Days 1 - 3
Peru’s capital is a fantastic city to tour, dotted with a multitude of cultural sites and beautifully preserved architecture. Founded by the conquistador Francisco Pizarro in 1535, Lima was first named ‘City of Kings’ – a biblical reference to the ‘Three Wise Men of the East’ – before its name was changed by the Spanish colonialists. The most significant historical buildings are located around the Plaza Mayor, the most notable being the Government Palace, where one can still observe the changing of the guard performed by the Húsares de Junín. The beautiful Cathedral and the various small palaces and colonial balconies also play also their part in the beauty of the city. Another highlight is the famed Larco Herrera Museum, documenting the millennial cultures that preceded the Inca civilization and containing a priceless collection of pre-Columbian artifacts, including some of South America's finest pre-Inca erotic pottery.

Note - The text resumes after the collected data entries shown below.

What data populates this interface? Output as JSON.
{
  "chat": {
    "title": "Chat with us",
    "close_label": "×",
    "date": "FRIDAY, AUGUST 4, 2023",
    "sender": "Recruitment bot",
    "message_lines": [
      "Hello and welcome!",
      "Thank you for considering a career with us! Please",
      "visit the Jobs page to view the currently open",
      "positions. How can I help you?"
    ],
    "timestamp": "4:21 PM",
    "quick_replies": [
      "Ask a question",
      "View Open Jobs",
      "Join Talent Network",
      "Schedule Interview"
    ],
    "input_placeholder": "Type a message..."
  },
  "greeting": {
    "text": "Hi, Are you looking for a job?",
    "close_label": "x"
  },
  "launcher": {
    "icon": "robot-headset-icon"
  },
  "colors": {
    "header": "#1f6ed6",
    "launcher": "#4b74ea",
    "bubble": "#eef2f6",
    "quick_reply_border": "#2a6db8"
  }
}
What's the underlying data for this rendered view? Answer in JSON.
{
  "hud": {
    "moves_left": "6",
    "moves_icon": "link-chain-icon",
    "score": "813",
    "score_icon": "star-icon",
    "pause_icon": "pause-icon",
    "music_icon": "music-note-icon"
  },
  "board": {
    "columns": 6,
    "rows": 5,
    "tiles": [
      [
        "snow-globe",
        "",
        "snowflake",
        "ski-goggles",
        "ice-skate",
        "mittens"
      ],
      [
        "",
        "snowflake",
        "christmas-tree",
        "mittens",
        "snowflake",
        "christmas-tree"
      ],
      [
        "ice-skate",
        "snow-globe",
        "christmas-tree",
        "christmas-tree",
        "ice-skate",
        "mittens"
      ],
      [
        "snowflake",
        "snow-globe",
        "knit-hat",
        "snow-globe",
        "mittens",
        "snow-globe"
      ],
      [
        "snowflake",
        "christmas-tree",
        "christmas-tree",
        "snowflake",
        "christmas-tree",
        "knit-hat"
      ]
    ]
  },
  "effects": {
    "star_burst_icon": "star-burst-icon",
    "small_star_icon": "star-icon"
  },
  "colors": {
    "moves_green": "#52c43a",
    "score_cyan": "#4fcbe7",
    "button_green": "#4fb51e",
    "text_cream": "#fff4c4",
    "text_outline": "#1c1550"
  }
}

The Sacred Valley of the Incas
Days 3 - 5
Also known as Urabamba Valley, the Sacred Valley of the Incas is located in the Peruvian Andes, beneath the world famous site of Machu Picchu and not far from Cuzco, the unofficial Inca capital. This fertile valley is fed by a network of waterways and encompasses a wealth of archaeological sites, including Ollantaytambo, renowned for its extensive Inca ruins; Tipon, which features ancient agricultural terracing and a working irrigation system; and Pisac, with its ancient vestiges and colourful weekly market.
Machu Picchu Pueblo
Days 5 - 7
Perched high up in the Andes, Machu Picchu Pueblo is a riverside town known for its proximity to the famous Machu Picchu ruins. This cloud-forest town is encircled by towering forested cliffs and boasts an endless array of hotels, restaurants, markets and labyrinthine streets. Machu Picchu Pueblo, also known as Aguas Calientes, serves as an excellent base to explore the renowned ancient archaeological site of Machu Picchu. Visitors can enjoy a variety of other activities including: having a relaxing massage after a long day of exploring, taking a stroll through lush rainforest to the Mandor Waterfalls, embarking on an adventurous hike up the Putucusi Mountain or soaking in the relaxing thermal baths with the Andes as your backdrop. Don’t miss the Machu Picchu Museum and Botanical Gardens, displaying the area’s history and diversity of indigenous flora.
Days 7 - 9
Once called the ‘Navel of the World’ by the Incas, Cuzco remains a city that blends colonial Spanish charm with older, more austere remains of pre-Columbian glory – one can still see the foundations of Inca structures on many of its city streets today. Cuzco’s most important landmarks include sites from both Inca and colonial times, such as the Korikancha (the ancient Temple of the Sun), the Inca street of Loreto with its 12-cornered stones, the cathedral, the Museum of Colonial Art, the archaeological park of Saqsaywaman (the fortress-temple), the nearby funerary shrines of Kenqo, and the water-worship site of Tambomachay.
Days 9 - 11
Situated high in the Andes Mountains on the border between Peru and Bolivia, Lake Titicaca is considered the highest commercially navigable lake in the world. The area was once a stronghold of Inca culture – and this ancient legacy is still evident in the many Inca ruins dotted across the shoreline, as well as the vibrant traditional handwoven textiles and clothes. Among the lake’s most popular attractions are the 42 floating reed islands of the Uros people, accessible from Puno in the east. On Santa Maria, the largest of these, tourists can arrange tours into private local homes to experience traditional culture.